Album Review: La Strada – New Home

I love this record. Love love love love love it. Did I mention that I love it? It’s just so…gosh darn cute (but not in a trite, twee way, just to be clear). If you’re not yet familiar with Brooklyn’s La Strada, may I be the first to do the introductions. This new record of theirs, New Home, is adorable, charming, enchanting, and utterly infectious. If you don’t love it by the time you’re done listening to it, I’m afraid to say your heart might be even colder and blacker than mine. New Home is one of the best and loveliest records of 2010, simple as, uniquely idyllic in that way that some big city bands have.

The pastoral romp begins immediately, as the band presents their record to the world with the effervescent and shining “Go Forward”. The guitar intro makes a slight nod to The Faces, but the rest of the song is the embodiment of sheer musical joy. I’ve listened to the song many times, and not once has it failed to elicit a smile. “Julia” makes me think of a favorable mix of bits and pieces of The Essex Green and Bishop Allen and The Shins, but it’s not derivative in the slightest. It’s a sweet, realistic love song, and it’s just plain irrepressible. The strings add a bittersweet poignancy to the sentiment of the song, and enhance the overall loveliness.

“Wash On By” is another rollicking little jangly pop song, uplifted by bouncy strings and an irresistible jauntiness. Oh my heavens, it’s a dream, a little piece of indiepop perfection. And rejoice, o you fans of the accordian. It plays a large part in the very appealing sound of “Baptism”, a rather crazy little pseudo Euro-folksy number (La Strada does DeVotchKa?). “My New Home” is yet another particularly noteworthy song, a fantastic little love song, gloriously sweeping and utterly impossible not to get the warm fuzzies for.

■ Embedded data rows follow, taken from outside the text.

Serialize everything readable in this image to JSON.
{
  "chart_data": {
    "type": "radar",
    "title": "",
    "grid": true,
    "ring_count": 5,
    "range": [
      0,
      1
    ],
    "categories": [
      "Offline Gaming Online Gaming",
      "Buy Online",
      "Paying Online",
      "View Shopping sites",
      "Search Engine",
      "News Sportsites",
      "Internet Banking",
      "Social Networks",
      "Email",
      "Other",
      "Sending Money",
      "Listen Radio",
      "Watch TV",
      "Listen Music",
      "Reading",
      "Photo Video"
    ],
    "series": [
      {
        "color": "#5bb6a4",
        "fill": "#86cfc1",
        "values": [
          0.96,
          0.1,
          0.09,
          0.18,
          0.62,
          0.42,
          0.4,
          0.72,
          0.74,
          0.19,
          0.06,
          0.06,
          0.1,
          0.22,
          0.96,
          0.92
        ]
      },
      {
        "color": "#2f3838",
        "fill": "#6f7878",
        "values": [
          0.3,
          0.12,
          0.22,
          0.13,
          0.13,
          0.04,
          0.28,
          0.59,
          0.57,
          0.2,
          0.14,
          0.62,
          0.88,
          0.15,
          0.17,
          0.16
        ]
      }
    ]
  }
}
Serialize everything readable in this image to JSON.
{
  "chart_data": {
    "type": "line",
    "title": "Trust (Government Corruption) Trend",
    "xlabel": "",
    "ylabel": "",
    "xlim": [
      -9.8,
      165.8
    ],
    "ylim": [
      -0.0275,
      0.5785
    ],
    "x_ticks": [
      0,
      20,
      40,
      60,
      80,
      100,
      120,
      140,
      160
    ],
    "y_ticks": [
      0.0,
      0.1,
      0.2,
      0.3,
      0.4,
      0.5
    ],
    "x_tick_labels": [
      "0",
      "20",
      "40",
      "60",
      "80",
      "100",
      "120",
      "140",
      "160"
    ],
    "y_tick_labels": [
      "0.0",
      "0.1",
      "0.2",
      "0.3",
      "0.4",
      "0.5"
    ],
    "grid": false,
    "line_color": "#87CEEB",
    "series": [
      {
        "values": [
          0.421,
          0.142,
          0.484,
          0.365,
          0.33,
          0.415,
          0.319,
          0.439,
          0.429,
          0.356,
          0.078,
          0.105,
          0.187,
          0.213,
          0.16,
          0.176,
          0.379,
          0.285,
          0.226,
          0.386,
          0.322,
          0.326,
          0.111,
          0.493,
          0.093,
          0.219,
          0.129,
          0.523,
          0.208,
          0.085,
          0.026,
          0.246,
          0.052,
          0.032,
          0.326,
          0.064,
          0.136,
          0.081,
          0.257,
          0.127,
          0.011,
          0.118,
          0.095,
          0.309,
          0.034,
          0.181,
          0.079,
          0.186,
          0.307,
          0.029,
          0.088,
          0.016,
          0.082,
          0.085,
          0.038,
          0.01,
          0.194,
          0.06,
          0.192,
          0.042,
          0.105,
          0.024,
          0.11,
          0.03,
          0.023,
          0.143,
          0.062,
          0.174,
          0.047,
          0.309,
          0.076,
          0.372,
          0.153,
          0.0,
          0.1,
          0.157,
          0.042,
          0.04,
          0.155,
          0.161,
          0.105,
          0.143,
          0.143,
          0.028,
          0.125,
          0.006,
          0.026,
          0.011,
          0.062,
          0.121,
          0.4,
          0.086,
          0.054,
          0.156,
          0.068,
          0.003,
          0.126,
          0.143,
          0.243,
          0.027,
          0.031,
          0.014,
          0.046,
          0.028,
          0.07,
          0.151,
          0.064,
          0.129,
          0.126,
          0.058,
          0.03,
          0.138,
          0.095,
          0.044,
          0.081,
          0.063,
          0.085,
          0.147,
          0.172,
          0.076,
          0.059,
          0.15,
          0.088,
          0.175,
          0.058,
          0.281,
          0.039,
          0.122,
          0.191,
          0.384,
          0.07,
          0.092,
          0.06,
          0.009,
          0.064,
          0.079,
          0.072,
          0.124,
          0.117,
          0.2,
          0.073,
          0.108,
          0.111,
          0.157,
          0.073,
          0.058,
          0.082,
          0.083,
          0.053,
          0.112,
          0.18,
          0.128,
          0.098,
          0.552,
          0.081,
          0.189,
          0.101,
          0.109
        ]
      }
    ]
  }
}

“There’s Only Love” begins with accordion play that makes me think of bagpipes, so naturally I love it. Oh, and there’s some pretty good harmonizing, too, if you’re into that kind of thing. The song crashes immediately into the longest song on New Home, “The Mountain Song”. It’s somewhat pensive, a departure from the sunny chirp (at least musically speaking) to be found on the majority of the album. Not to be outdone, “The Wedding Song” comes next, and the slightly twanging guitar sure does get my little heart pitter-pattering. And surprise, it’s another great song. Sorry to sound like a broken record, my dearest darlings, but New Home is really just that good. I can’t think of a single bad thing to say about it, and am having to restrain myself from totally letting the floodgates of gushery open wide.

It’s a rather long record, and for that I say hallelujah. I’d be ever so glum if it was any shorter. As it is now, I still can’t get enough. A word to the wise: keep your eyes and ears peeled for La Strada, friends, because you might just be hearing a lot more about them. Making music this good, it would be an absolute travesty if you didn’t. But in the meantime, do yourself a favor and begin listening to New Home immediately. What are you waiting for?